Итак, «команда любителей», без необходимых знаний и опыта, без ясной программы и понимания истинных интересов своего народа, взялась творить историю, создавая государство «национальное по форме и социалистическое по содержанию». Молодого энтузиазма и красивых слов было предостаточно, но ими не накормишь и не удержишь в повиновении вояк, давно оторвавшихся от дома, жадных до хмельной и бесшабашной жизни. Нужно ли удивляться, что недостаток профессионализма и политического разума у главарей, дисциплины и стойкости у подчиненных привел украинское войско с его сателлитами-атаманами в привычное русло освященных вековой традицией еврейских погромов?

Не сумев скомпрометировать своих конкурентов большевиков и их армию «антимоскальской» агитацией, не найдя в своей социальной и экономической программе ничего, чем бы она выгодно отличалась от программы большевиков, защитники Директории стали вовсю разыгрывать «еврейскую карту», убеждая армию и народ в том, что большевистская власть — это власть жидовская, а потому, она порочна по определению. Не снизу, от народа, а сверху, от алчущего власти руководства шла эта «плодотворная идея». Мы не подвергаем сомнению сам факт активного участия евреев в работе большевистских учреждений, советов, комиссий, комитетов и бюро, где они часто были наиболее грамотными, деловитыми и отнюдь не самыми жестокими работниками. В ряды большевиков их привела сама история, и значительный вклад в этот процесс внесли те, кто вырезал еврейские местечки, истребив десятки тысяч детей, стариков, женщин, ни малейшего отношения не имевших к каким бы то ни было партиям.

Утверждения И. Мазепы и ряда иных историков и мемуаристов, что погромы начались в результате «переполнения большевистских учреждений и организаций жидовским элементом», что еврейские погромы совершались «в ответ на погромы над украинцами», не выдерживают критики по ряду причин, одна из которых — нарушение временной последовательности и причинно-следственной связи, о чем уже говорилось.

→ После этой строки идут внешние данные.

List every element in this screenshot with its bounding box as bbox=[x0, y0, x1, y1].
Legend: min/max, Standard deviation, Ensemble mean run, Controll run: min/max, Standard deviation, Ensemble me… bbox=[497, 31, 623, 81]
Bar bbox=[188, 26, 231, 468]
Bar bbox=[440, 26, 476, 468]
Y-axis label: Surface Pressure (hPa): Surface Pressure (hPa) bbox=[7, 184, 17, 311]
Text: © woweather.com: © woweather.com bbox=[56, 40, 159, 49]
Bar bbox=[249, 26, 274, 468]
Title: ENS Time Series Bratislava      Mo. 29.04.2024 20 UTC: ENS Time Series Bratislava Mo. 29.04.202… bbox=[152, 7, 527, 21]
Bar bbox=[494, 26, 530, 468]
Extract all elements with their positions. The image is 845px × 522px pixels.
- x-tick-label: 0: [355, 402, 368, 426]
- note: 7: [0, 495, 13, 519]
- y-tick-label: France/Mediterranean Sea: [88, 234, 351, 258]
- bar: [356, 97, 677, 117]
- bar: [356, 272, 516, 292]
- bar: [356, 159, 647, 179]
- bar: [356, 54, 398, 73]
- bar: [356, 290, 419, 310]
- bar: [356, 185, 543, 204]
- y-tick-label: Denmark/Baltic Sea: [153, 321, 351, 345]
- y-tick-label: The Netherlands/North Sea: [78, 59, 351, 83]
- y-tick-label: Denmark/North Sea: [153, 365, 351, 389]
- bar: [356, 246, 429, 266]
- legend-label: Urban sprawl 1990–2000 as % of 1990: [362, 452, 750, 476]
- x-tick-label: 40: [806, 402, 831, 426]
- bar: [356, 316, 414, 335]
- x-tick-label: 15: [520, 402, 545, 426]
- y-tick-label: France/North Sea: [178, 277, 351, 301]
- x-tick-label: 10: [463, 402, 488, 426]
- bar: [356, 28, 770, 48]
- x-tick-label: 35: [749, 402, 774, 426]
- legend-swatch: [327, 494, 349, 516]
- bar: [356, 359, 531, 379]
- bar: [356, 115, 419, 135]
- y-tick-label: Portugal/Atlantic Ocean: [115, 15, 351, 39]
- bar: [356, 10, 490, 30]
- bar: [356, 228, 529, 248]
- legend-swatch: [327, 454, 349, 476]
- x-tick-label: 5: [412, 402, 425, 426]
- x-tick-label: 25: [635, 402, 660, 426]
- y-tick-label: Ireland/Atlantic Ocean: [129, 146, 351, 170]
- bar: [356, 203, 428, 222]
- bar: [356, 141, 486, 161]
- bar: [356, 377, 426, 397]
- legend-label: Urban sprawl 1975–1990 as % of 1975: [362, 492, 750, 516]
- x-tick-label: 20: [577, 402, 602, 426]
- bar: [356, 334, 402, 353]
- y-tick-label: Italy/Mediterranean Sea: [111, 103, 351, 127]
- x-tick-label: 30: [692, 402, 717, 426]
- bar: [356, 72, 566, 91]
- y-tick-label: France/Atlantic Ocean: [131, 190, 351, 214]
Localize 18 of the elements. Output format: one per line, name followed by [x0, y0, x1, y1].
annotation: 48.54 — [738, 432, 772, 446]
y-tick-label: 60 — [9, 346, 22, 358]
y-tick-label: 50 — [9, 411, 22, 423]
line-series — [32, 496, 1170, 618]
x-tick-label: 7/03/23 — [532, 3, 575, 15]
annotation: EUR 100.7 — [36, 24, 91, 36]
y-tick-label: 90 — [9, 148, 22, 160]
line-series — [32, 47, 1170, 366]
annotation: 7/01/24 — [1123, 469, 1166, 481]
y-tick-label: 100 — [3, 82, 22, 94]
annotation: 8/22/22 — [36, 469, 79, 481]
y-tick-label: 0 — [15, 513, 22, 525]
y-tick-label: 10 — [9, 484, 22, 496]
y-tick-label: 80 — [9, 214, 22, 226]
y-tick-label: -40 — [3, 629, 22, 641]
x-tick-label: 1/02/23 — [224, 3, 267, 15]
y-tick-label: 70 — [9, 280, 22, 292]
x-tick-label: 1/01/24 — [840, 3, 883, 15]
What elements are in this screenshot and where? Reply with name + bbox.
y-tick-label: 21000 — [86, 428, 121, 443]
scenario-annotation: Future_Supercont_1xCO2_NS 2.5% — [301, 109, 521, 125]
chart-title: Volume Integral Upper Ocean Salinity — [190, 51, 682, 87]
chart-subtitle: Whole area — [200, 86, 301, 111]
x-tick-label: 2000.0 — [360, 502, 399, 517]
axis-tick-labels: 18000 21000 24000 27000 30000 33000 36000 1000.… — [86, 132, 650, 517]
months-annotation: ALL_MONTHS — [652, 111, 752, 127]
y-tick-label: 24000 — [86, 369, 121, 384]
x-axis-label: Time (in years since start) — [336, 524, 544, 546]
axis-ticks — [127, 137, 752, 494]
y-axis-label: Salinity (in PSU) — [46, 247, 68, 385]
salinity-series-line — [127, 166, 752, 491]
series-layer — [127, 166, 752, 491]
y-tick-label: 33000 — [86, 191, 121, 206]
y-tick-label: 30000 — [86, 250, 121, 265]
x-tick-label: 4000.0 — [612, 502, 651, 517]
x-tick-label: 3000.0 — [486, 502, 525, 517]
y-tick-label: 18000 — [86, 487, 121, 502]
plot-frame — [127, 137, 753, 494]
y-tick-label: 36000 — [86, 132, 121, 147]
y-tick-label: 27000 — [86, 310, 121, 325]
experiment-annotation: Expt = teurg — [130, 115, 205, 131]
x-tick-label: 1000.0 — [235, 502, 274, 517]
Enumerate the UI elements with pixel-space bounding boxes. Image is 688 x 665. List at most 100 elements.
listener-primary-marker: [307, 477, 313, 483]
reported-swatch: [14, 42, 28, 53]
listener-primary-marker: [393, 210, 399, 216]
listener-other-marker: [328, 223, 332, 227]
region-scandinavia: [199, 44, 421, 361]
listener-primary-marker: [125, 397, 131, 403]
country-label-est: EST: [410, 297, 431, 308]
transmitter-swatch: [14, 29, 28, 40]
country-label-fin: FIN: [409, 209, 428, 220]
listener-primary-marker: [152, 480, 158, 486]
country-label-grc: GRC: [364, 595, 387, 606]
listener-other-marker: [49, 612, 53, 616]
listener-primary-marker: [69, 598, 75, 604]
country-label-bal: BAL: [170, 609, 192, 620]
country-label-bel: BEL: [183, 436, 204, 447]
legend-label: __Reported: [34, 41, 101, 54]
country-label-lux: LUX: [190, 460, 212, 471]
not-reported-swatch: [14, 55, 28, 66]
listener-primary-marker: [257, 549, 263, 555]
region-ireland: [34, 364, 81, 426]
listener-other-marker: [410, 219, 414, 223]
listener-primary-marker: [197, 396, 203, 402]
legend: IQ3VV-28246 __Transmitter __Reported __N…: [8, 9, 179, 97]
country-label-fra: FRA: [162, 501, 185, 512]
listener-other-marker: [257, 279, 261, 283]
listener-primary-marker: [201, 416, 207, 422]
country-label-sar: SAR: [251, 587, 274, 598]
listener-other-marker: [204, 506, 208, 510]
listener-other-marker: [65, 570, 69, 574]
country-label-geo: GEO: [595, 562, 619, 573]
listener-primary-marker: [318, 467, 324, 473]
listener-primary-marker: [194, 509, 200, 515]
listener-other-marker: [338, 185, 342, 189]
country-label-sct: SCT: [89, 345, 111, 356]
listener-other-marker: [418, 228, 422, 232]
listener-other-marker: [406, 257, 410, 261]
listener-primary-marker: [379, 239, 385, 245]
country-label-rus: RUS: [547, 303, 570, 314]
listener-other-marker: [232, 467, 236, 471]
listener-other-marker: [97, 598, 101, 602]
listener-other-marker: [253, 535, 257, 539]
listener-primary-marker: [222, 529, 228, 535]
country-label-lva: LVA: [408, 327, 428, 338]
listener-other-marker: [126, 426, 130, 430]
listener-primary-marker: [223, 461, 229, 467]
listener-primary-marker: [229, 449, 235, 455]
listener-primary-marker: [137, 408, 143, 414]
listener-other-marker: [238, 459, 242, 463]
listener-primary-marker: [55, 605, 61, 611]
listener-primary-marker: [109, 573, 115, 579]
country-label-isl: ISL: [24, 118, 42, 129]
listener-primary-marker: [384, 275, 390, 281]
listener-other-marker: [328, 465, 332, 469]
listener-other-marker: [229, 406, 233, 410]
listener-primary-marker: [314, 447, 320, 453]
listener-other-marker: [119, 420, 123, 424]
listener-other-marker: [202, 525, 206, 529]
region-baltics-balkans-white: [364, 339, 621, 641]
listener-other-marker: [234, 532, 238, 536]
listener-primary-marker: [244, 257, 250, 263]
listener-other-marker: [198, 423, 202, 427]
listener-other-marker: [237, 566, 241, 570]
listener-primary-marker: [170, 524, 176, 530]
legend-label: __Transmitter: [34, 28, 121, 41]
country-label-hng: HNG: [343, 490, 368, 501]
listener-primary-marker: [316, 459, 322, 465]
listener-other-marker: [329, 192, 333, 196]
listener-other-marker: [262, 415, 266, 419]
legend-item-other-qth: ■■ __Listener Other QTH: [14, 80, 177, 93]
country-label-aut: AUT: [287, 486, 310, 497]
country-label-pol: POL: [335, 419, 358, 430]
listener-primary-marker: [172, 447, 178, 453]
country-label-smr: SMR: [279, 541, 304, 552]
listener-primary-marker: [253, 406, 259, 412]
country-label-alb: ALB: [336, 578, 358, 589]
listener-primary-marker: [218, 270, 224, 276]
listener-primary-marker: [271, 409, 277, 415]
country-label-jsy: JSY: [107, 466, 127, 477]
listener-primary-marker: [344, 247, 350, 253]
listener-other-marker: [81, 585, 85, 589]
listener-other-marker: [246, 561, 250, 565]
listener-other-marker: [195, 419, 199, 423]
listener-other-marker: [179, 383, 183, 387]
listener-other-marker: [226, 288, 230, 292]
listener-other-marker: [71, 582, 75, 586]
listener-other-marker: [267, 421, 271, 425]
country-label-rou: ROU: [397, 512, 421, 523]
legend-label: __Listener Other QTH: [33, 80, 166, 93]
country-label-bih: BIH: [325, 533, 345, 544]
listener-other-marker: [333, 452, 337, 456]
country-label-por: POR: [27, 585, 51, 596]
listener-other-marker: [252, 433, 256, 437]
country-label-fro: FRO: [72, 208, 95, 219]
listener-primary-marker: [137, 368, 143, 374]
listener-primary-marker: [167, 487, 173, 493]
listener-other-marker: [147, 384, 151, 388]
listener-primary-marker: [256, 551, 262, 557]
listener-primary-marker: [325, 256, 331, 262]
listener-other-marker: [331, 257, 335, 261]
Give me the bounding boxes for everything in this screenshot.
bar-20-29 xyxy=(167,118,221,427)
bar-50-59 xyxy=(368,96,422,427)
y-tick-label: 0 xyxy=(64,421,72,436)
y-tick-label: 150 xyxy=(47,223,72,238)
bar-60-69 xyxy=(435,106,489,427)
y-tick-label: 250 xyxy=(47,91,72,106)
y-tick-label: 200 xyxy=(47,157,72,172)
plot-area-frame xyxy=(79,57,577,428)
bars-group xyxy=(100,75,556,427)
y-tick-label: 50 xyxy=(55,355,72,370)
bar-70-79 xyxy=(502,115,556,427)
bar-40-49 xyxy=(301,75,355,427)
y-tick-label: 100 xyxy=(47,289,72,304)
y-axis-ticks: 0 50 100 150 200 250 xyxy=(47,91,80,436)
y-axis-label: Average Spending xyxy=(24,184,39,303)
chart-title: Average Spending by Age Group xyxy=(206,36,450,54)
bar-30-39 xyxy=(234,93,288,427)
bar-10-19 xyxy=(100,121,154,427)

Чувствуя слабость своей позиции, И. Мазепа в 600-страничном труде, богатом интересными наблюдениями, чуть ли не протокольной передачей событий, ссылками на многочисленные документы, одним словом, в книге очень насыщенной и стремящейся дать исторически объективную картину «Украины в огне и буре революции», уделил еврейским погромам буквально несколько строк, назвав даты двух из тысячи — наиболее известных — Проскуровского (15 февраля 1919 г.) и Житомирского (22 марта 1919 г.). Все остальные уместились в короткое украинское слово — «тощо» («и прочие», «и т. д.»). В этом холодном, пренебрежительном «тощо» — минимум 150 тысяч невинно загубленных жизней. И. Мазепа совершенно сознательно обошел явно нежелательную для него тему.

В эпоху гражданской войны большевики сумели подчинить себе разбушевавшуюся народную стихию в значительной мере благодаря своему профессионализму. В результате к ним шли на службу не только евреи, но и — тысячами — профессиональные военные дореволюционной выучки, а в петлюровской армии их остро не хватало. Как известно, шли не только военные. Одним словом, к профессионалам шли профессионалы, переступая партийные и социальные границы.

Прошло полтора-два десятка лет, и с профессионалами в рядах большевиков было покончено. На смену блестящим военачальникам, знатокам политической и экономической теории, организаторам промышленности, ярким ораторам и талантливым дипломатам, сумевшим отстоять свое государство и свою власть, когда это казалось абсолютно невозможным не только В. Винниченко с С. Петлюрой, но и Ллойд-Джорджу с Черчиллем, пришли мастера аппаратных игр и любители власти с ее сладкими плодами. Они провели бурные годы революции и войны в обозе истории, сохранив себя и накопив аппетит. Короче говоря, когда у большевиков на смену профессионалам во главе с Лениным и Троцким пришли «любители» во главе со Сталиным, — крен в сторону антисемитизма не заставил себя ждать. Антисемитизм необходим тем, для кого власть — источник жизненных благ, а не инструмент для решения общенародных проблем.

Как советует историк М. Гефтер (и тем я начал данную главу), нужно пристально всматриваться в прошлое, «чтобы увидеть там себя — предстоящих», и вовремя повернуть рулевое колесо, не дожидаясь, пока будущее станет прошлым, у которого, как говорят, нет сослагательного наклонения.